其他都可以之後再說,人總得先從副本裏出來吧!
陸忍盡職盡責的擔任著傳話筒的職責。
百裏耀天聽完了兩人的話,卻不怎麽著急的樣子:“不急。既然是遊戲副本,那肯定有通關方法。”
她心裏有八成確定這個“陸家根基”肯定被人動了手腳。
不僅是剛剛她提出的這些疑點。
還有在她第一次在教室時意識到課本不對勁的時候,破口大罵之前,她有意識到不對勁的。
在她看到課本是高中數學必修的時候,她意識到學的是導數,她的第一個想法是。
導數,高中數學,她應該可以的。
但馬上她就意識到了不對。
自己明明就是高三生,為什麽會有一種恍惚著回顧過去知識的感覺。
她瞭解自己,意識到哪怕是一個細微的不對勁,都會記在心裏,刨根問底。
但似乎是什麽存在抹去了她的懷疑,讓她暫時忘記了自己剛剛想了什麽。
現在回想那一瞬間發生了什麽,記憶卻格外模糊,好像那一秒的事情,被人刻意的模糊了抹去了。
隻有一種,極為陰冷的感覺。
百裏耀天垂眸,似乎對方是衝著她來的。
在陸家家主死的時候,明明沒有觸發“陸家根基”的被動,怎麽到她殺陸啟的時候,就觸發了?
還真是湊巧啊。
既然對方想跟她玩,那就試試吧。
隻是最後的結果會怎樣,就不一定了。
畢竟遊戲嘛,肯定要好玩才行啊。
百裏耀天眼裏有些興奮,這種在生死邊緣徘徊,賭上性命的感覺,可真是太刺激了……讓她有些欲罷不能啊。

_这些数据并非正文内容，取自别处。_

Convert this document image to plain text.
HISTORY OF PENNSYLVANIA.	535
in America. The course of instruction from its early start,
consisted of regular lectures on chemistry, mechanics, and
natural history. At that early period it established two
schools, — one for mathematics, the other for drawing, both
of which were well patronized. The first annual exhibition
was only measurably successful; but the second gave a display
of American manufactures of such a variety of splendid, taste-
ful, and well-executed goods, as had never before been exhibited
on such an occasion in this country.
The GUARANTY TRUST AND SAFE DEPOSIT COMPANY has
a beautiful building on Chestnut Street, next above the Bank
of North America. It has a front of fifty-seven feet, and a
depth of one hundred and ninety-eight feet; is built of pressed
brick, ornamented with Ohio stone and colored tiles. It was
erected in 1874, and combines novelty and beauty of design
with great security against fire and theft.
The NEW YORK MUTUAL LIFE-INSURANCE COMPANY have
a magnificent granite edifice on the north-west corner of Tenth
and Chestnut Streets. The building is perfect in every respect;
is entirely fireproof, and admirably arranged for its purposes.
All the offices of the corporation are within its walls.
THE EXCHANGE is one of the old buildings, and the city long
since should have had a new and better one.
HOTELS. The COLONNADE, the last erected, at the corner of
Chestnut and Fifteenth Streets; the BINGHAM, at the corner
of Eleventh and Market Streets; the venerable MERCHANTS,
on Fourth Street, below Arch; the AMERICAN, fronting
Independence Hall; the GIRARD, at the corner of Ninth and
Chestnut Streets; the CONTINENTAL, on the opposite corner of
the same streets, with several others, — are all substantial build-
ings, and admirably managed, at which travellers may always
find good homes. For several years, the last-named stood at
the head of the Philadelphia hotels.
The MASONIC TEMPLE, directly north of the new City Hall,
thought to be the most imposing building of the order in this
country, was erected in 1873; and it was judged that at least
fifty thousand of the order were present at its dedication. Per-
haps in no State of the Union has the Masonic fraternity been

希望對方費盡心機想拉她進來的遊戲,不要讓她失望纔好。
“等著吧,我肯定會活著出來的。”
就這樣死了,豈不是太讓那個背後之人失望了?
三柳著急地還想說什麽,被武景珩攔下了。
她搖搖頭,原本緊張嚴肅的神色已經重新變得平靜還帶著點悠閑:“你還沒看出來嗎?這家夥還沒玩夠呢。”
“讓她玩吧,百裏這家夥,什麽時候輸過?”
三柳啞然。
確實,從前在公司,她就是最無敵的首席。
沒有她殺不掉的人,沒有她完成不了的任務。
哪怕是她們同事之間偷偷比賽玩的遊戲,她也沒輸過。
這個女人好像一直都從容,淡定,平靜。
三柳有些恍惚,過了會才笑了笑。
或許是她真的關心則亂了。
“別想了,再不濟,還有我這個頂級大師算的卦呢,包大吉的。”武景珩將幾枚硬幣扔起又接住,朝她擠眉弄眼。
三柳鄙夷:“你怎麽不去死啊?”
……
安以琛聽完來龍去脈之後逐漸有些明白過來。
“所以你在廁所殺掉那個怪物之後,跟我去辦公室的路上就已經跟她們聯係上了?”
“對。在查完辦公室時候我就意識到通關方法八成就是殺掉廖言,揭穿他的陰謀。”
隻是沒想到,這個boss還有第二階段。
提到這個最興奮的是三柳。
“什麽陰謀?殺誰?能不能讓我去玩玩!”
百裏耀天掏了掏,把從副本裏割下的廖言的頭拿了出來。
三柳的心情肉眼可見的低落下去。
“不對啊,不是說這個副本可以無限次刷嗎?你怎麽砍的頭?”武景珩奇怪地說。